10.15.2012

fear

I'm in a very transitional time of life right now, as are most people my age. I'm 23 years old, living on my own in a city that I didn't grow up in a cute old house right off of my college campus with three roommates. We're all in this similar place where we are trying to move forward into adulthood while still learning from the past, walking away from who we were in college and into the roles of grown-ups with jobs and insurance bills and credit scores. I graduated from college and have a degree but can't find a job, and I change my mind almost every week about what I want to do with my life. I just started graduate school to get my teaching license and I'm hoping that that leads me down the right path, but of course I never feel 100% sure about anything. I spent most of college trying to figure out what in the world God is calling me to do with my life, but of course I still have no idea. But I am learning as I get older, that what you do with your life and the plans you make aren't as important as where your heart is and who you're living for.

By the time you turn 23, you've seen enough of life to know generally what works and what doesn't. Not that I'm an expert or anything, but I've seen a lot people living life a lot of different ways, and being a writer (or a wanna-be writer anyway), I do a lot of observing and analyzing people and their behavior, trying to understand what's in their heads and their hearts and why they act the way they do. I've learned a lot, and I still am. One of the things that I've discovered, is that these years are very influential, because not only are these the years that we chose our career or spouse or place to live, these are also the years that we decide whether or not we are really serious about following Jesus, and if we are, what that looks like and how that compares to what we grew up thinking or believing. Unfortunately, the statistics say this is the time in life that most people walk away from Jesus instead of embracing living life with Him. And while I'm not sure that's true, I will say I can see why that might be true. For the first time in our lives, we have the ability to decide if we are willing to do what it takes to be a disciple of Jesus. No one is making us. We're not in college anymore so we can't rally 12 girls who live on our hall in the dorm and carpool to church and eat lunch afterwards. We're at least adults on some level, enough to know and understand that if we do decide to follow Jesus, it won't necessarily make our lives easier like we grew up believing. In fact, for a lot of us, things become more difficult.

Part of the reason for that is because there is something about Jesus that inspires change in people, and most people don't like change. When we truly encounter Jesus, we realize that He has made us for more than the things that we've learned to live with about ourselves, our sin, our brokenness, and our pain. We realize that following Jesus means not settling for life as we know it, but instead dealing with the things we want to keep hidden forever, the things we want to forget, and the things we have kept buried in the depths of our hearts for as long as we can remember. You see this over and over again in the bible. God keeps calling people to a better way of life, and they either trust and follow Him, or they don't. Look at the Israelites in the book of Numbers. God finally shows them the Promised Land, the very thing they've been waiting for for so long, but they see that attaining it will be difficult because they people they'll have to fight are huge and they don't think they have what it takes. So they give up, most of them. And I read this story and I think that the Israelites are a bunch of morons, but then I realize how many times I've done the same thing. And I would venture to say that all of us have at some point in time.

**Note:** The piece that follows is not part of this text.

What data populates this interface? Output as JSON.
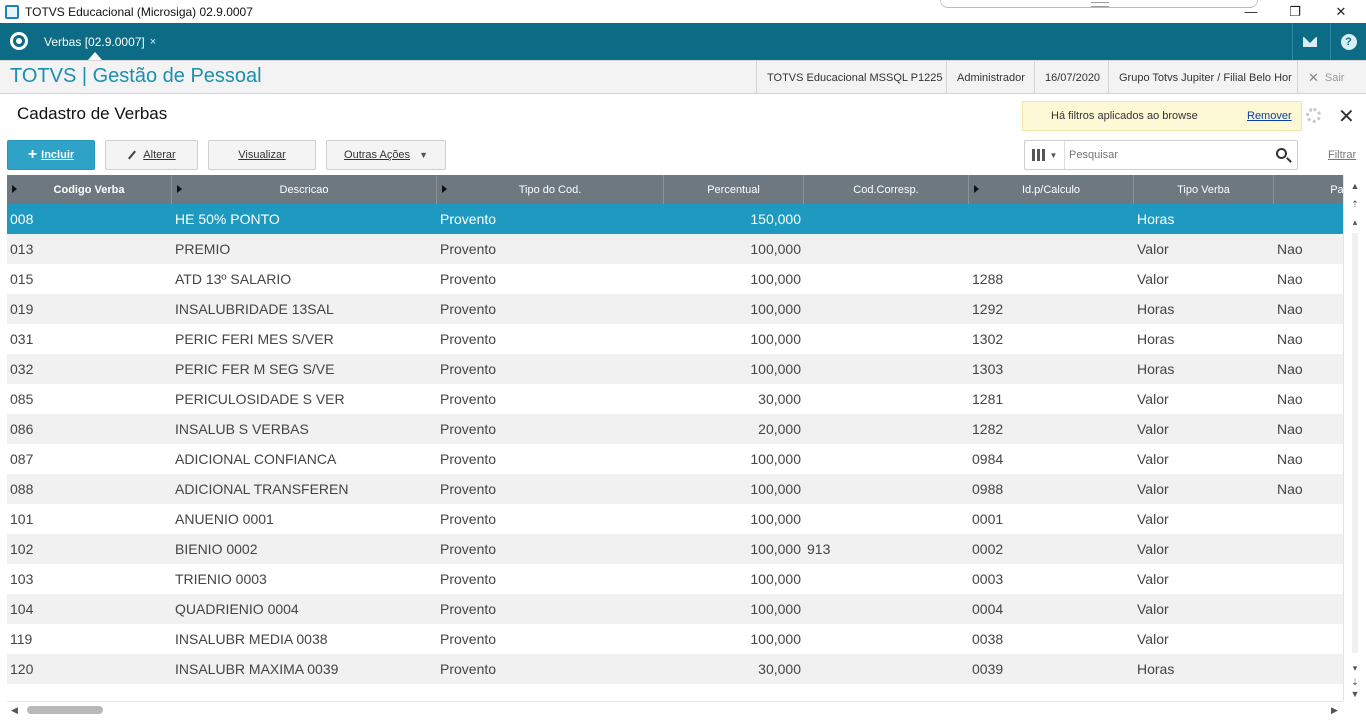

So many of us settle for cheaper versions of the life we were made for because we are more afraid of the pain that we will feel if we change the things in our life that need to change than we are excited about the hope of redemption. Just like the Israelites, we take one look at the obstacles that stand between us and what we have been called to do or who we have been called to be, and if there is any pain or struggle involved, we give up. Game over. We claim that we don't have what it takes, that we're not good enough or strong enough and we live our lives to about half of the potential we could be, all the while wondering why we're not happy or successful or why we don't feel fulfillment and purpose in our lives. But the truth of the matter is, the reason that so many of us don't encounter life to its fullest potential is because we don't trust that what God has in store for us on the other side is worth the pain that it will take to get there.


But I'm here to tell you that it is. The life that God has called you to live is so wonderful and it is so very worth any suffering or pain that you may feel in order to get there. It won't be easy, but no one ever said it would be. This idea that we somehow started believing, that once we follow Jesus everything will get better, it's not true. In fact, there have been times in my life that I have prayed about something and it has gotten worse. But I'll tell you this much, it's worth it in the end, and if you can't see that yet, then it's not the end. Don't let your fear of pain or change or suffering convince you to choose temporary comfort over a passion filled life with Jesus. As a a matter of fact, don't let fear convince you to do anything ever. You could end up missing out on the Promised Land.